Court Opinion

ID: 5790959
Source: CourtListenerOpinion
Date Created: 2022-01-12 18:09:23.878589+00
Date Added: 2024-06-11T08:42:15.837890
License: Public Domain

On the morning of March 6, 2007, in Chappaqua, the plaintiff, a carpenter, was nailing a plywood board to the floor joists of the first floor of a residence under construction. He was working less than four feet from the unprotected edge of the first floor, which was approximately 10 to 15 feet above a dirt floor. A stack of plywood boards, each eight feet by four feet by three-fourths inch in size, was placed nearby. While the plaintiff was bent over and nailing the plywood board to the joists, a strong gust of wind allegedly blew the top board of plywood off the nearby stack, striking the plaintiff in the arm and knocking him over the edge of the first floor and onto the dirt floor below. The plaintiff fell face down and sustained injuries, including a fractured skull and a fractured right arm.
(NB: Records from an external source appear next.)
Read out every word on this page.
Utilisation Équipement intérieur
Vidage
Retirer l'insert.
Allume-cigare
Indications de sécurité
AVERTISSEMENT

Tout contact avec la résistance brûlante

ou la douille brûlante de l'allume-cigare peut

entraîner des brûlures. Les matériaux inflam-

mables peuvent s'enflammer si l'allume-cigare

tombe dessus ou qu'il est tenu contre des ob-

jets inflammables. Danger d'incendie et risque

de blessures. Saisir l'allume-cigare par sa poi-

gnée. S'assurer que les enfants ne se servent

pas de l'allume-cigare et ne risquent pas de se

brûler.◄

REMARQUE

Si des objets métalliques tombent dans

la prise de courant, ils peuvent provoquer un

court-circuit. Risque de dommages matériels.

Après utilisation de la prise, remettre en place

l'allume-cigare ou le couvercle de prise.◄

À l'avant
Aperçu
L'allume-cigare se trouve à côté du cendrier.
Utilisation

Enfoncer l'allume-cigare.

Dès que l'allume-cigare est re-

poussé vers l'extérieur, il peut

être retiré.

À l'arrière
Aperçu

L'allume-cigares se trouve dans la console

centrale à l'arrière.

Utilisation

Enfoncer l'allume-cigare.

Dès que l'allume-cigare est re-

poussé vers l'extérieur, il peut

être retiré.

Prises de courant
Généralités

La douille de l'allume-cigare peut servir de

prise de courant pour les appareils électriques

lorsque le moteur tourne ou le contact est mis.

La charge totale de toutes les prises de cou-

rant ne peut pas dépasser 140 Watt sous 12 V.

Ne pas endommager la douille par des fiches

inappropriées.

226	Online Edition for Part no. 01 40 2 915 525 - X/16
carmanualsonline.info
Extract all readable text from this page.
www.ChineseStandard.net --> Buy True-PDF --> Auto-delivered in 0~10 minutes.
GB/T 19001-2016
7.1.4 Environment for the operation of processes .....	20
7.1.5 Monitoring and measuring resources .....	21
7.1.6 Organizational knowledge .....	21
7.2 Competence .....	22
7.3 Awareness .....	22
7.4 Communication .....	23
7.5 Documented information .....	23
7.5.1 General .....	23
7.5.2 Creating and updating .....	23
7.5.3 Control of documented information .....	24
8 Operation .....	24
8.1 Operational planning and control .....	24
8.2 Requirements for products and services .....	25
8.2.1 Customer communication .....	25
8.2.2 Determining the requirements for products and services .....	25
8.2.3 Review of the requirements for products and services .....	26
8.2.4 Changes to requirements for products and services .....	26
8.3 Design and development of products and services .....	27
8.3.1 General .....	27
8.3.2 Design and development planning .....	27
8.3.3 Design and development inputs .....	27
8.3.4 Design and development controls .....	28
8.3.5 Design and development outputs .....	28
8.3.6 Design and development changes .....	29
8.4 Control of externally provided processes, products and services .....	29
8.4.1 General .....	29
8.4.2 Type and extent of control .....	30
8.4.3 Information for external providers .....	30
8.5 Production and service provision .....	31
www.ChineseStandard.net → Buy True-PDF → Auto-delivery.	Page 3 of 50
The plaintiff established that the defendants violated Labor Law § 240 (1) by failing to provide him with an adequate safety device while he worked on an elevated job site (see Blake v Neighborhood Hous. Servs. of N.Y. City, 1 NY3d 280, 287 [2003]; Gordon v Eastern Ry. Supply, 82 NY2d 555, 561-562 [1993]). However, the plaintiff failed to establish, as a matter of law, that his accident was a foreseeable consequence of the defendants’ failure to provide him with an adequate safety device, rather than the result of an unforeseeable, independent, *897intervening act that attenuated the defendants’ failure to provide him with an adequate safety device (see Gordon v Eastern Ry. Supply, 82 NY2d at 562; Mejia v African M.E. Allen Church, 271 AD2d 583, 584 [2000]; Tzambazis v Argo Mgt. Co., 230 AD2d 843 [1996]; Zeitner v Herbmax Sharon Assoc., 194 AD2d 414 [1993]; cf. Williams v 520 Madison Partnership, 38 AD3d 464, 466-467 [2007]; Cosban v New York City Tr. Auth., 227 AD2d 160, 161 [1996]). Accordingly, the plaintiff failed to establish that the defendants’ violation of Labor Law § 240 (1) proximately caused his injuries (see Blake v Neighborhood Hous. Servs. of N.Y. City, 1 NY3d at 287; Rocovich v Consolidated Edison Co., 78 NY2d 509, 513 [1991]; Zimmer v Chemung County Performing Arts, 65 NY2d 513, 523 [1985]).
Since the plaintiff did not meet his initial burden, we need not consider the sufficiency of the defendants’ opposition (see Alvarez v Prospect Hosp., 68 NY2d 320, 324 [1986]; Winegrad v New York Univ. Med. Ctr., 64 NY2d 851, 853 [1985]). Santucci, J.E, Dickerson, Eng and Chambers, JJ., concur.